Now when you do that same weight on your next workout for that body part you should be able to lift one to three reps more (Those not in very good shape see much better results than those is fairly good shape) on the first set, and maybe an additional rep or two on the sets that follow. When you can complete all the sets for the given number of repetitions then its time to increase the intensity (I suggest that for people with under a year of training that you only increase the weight)
Ok, when should I increase intensity and how? Real simple. Increase intensity for three reasons; To get bigger and more massive (in the winter months/ build size) To get deeper separation (spring or fall/ makes you stronger) To get define (late spring, summer, and early fall /Pick of dates)
Summer / Contest If you are trying to drop body fat develop deep cuts, and you are on a low carbohydrate, low fat or calorie restricted diet then intensity is increased by increasing the amount of reps being used on a given set. And the amount of set used in a workout. You may have to increase the duration of the workout by about 25% and drop the weight about 5 to 10% but I don’t suggest a larger drop than that.

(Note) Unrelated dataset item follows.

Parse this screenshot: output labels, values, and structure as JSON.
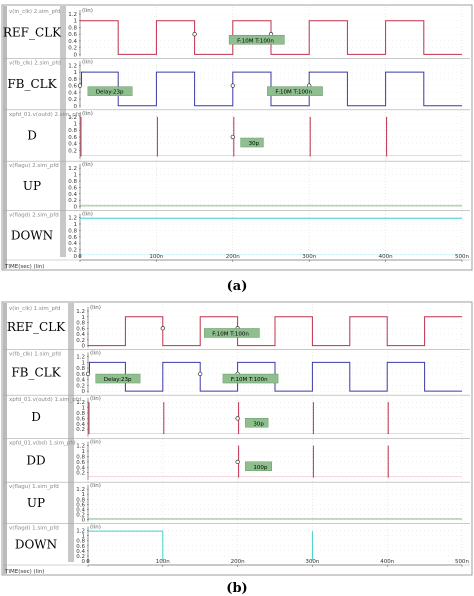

Many bodybuilders drop the weight so much during the contest and summer months in an effort to develop that ripped look that they loose muscle size. I don’t believe in lowering calorie intake for diet I just increase aerobic activity.
Spring / Fall You should be either just starting to watch what you eat (spring), or are coming off a great diet (fall). In either case you need to increase your aerobic activity if its spring, and cut back the aerobics if it fall. This will allow you to more easily transition into the coming seasons and the workout style that is associated with them.
To increase intensity you will need to increase the amount of sets used during a given workout while holding the workout to the duration.
In the winter You will be on your mass cycle you will be getting as big and as strong as possible. You will have to drop the amount of sets in you workout. And increase intensity by increasing the weight being used. You workout should consist of all compound movements.
This is the time most people get injured. I suggest that you start with a weight and every 6 week you take two workout days off and drop all weights by one half the weight you increased over the last six weeks. For instanc eif during the last few week you increased the weight by 100 lbs you will take 50 percent of your increase weight and add it to you initial starting weight. That number will be your new 6 week cycle initial weight.